Ellen baissa la tête, deux larmes coulèrent lentement le long de ses joues pâlies.

— Vous pleurez ! s’écria-t-il, mon Dieu ! me serais-je trompé, ne m’aimeriez-vous pas ?

— Si je vous aime, don Pablo ! répondit-elle d’une voix profonde, oui, je vous aime plus que moi-même ; mais, hélas ! cet amour causera notre perte, une barrière infranchissable nous sépare.

— Peut-être ! s’écria-t-il avec élan ; non, Ellen, vous vous trompez, vous n’êtes pas, vous ne pouvez pas être la fille du Cèdre-Rouge. Oh ! ce coffret, ce coffret maudit, je donnerais la moitié du temps que Dieu m’accordera encore à vivre pour le retrouver. C’est dans ce coffret, j’en suis certain, que se trouvent les preuves que je cherche.

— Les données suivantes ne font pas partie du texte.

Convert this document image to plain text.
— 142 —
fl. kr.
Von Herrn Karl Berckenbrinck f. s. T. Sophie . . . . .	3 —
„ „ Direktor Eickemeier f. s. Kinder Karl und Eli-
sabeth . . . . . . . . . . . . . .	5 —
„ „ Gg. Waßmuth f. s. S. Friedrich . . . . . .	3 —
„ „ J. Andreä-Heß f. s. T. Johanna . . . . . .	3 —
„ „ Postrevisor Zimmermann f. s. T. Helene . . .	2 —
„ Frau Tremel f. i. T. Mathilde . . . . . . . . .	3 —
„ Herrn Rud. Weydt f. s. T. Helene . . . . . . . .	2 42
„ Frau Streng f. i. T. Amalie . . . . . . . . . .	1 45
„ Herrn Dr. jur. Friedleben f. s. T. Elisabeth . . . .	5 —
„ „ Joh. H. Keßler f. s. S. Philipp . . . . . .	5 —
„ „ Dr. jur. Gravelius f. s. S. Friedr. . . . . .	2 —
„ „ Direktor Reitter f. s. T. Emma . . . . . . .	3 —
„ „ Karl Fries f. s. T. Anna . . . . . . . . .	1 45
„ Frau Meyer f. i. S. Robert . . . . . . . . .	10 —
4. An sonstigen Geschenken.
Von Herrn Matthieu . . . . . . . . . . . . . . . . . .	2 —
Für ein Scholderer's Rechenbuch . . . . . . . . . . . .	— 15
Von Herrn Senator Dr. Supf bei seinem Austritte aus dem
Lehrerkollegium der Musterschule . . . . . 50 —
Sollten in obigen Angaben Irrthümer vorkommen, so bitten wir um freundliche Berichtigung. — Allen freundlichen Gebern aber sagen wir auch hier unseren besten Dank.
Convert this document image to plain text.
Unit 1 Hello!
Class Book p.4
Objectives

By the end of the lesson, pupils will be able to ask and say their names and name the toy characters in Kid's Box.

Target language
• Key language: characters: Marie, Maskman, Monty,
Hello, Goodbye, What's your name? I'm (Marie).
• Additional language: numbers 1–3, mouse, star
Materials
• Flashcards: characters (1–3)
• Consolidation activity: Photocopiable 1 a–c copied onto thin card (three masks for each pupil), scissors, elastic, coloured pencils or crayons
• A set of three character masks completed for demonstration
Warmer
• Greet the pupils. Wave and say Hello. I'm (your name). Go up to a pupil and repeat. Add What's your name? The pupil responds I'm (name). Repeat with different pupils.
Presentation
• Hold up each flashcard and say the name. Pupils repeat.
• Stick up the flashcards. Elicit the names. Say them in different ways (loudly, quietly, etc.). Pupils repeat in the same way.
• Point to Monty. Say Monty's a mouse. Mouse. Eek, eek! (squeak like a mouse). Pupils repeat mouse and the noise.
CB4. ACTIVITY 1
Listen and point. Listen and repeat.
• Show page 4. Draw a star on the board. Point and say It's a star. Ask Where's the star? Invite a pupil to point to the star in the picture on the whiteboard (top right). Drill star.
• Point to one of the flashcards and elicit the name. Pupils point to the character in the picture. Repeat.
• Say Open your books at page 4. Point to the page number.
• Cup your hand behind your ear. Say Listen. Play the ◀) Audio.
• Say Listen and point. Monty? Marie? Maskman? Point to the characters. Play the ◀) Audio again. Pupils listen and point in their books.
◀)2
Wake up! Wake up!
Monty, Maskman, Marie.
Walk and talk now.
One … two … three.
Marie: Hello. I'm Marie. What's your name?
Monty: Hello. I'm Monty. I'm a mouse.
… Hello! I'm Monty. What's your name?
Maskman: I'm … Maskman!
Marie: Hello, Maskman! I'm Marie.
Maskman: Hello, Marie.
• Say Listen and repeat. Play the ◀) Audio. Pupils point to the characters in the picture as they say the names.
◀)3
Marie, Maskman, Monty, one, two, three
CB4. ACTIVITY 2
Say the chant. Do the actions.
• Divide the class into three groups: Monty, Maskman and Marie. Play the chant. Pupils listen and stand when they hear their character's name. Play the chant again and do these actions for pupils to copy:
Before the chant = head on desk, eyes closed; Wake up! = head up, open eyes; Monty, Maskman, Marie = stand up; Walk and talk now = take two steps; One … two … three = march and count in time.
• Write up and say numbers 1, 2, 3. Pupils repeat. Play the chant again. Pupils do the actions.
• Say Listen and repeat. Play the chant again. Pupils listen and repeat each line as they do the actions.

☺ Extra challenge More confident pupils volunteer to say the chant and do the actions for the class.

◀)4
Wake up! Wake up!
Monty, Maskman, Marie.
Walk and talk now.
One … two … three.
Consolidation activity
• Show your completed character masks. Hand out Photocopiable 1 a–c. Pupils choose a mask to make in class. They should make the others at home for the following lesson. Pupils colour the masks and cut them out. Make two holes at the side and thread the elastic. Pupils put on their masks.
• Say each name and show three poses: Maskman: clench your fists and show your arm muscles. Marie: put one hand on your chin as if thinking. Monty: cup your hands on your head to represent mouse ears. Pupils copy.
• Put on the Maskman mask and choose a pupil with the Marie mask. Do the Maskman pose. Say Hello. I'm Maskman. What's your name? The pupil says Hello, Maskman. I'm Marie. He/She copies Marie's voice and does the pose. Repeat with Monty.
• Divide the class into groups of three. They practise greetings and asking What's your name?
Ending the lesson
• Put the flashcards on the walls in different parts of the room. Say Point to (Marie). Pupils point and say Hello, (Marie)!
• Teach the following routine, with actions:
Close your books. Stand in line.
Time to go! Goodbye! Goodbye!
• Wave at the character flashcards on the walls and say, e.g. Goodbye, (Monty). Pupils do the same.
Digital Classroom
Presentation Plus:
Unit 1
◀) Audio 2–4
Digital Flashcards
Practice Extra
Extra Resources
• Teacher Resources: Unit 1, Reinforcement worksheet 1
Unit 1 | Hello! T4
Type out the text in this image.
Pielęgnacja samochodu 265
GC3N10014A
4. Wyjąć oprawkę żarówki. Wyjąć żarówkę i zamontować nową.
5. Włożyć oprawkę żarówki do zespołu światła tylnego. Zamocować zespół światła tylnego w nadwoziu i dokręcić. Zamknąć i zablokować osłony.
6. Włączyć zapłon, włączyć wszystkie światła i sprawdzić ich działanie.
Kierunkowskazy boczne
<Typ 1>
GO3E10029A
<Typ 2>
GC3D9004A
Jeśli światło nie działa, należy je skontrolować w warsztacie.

— Pourquoi nous bercer d’un fol espoir, don Pablo ? Moi-même j’ai cru trop légèrement à des paroles sans suite prononcées par le squatter et sa femme ; mes souvenirs d’enfance m’ont trompée, hélas ! cela n’est que trop certain ; j’en suis convaincue maintenant ; tout me le prouve : je suis bien réellement la fille de cet homme.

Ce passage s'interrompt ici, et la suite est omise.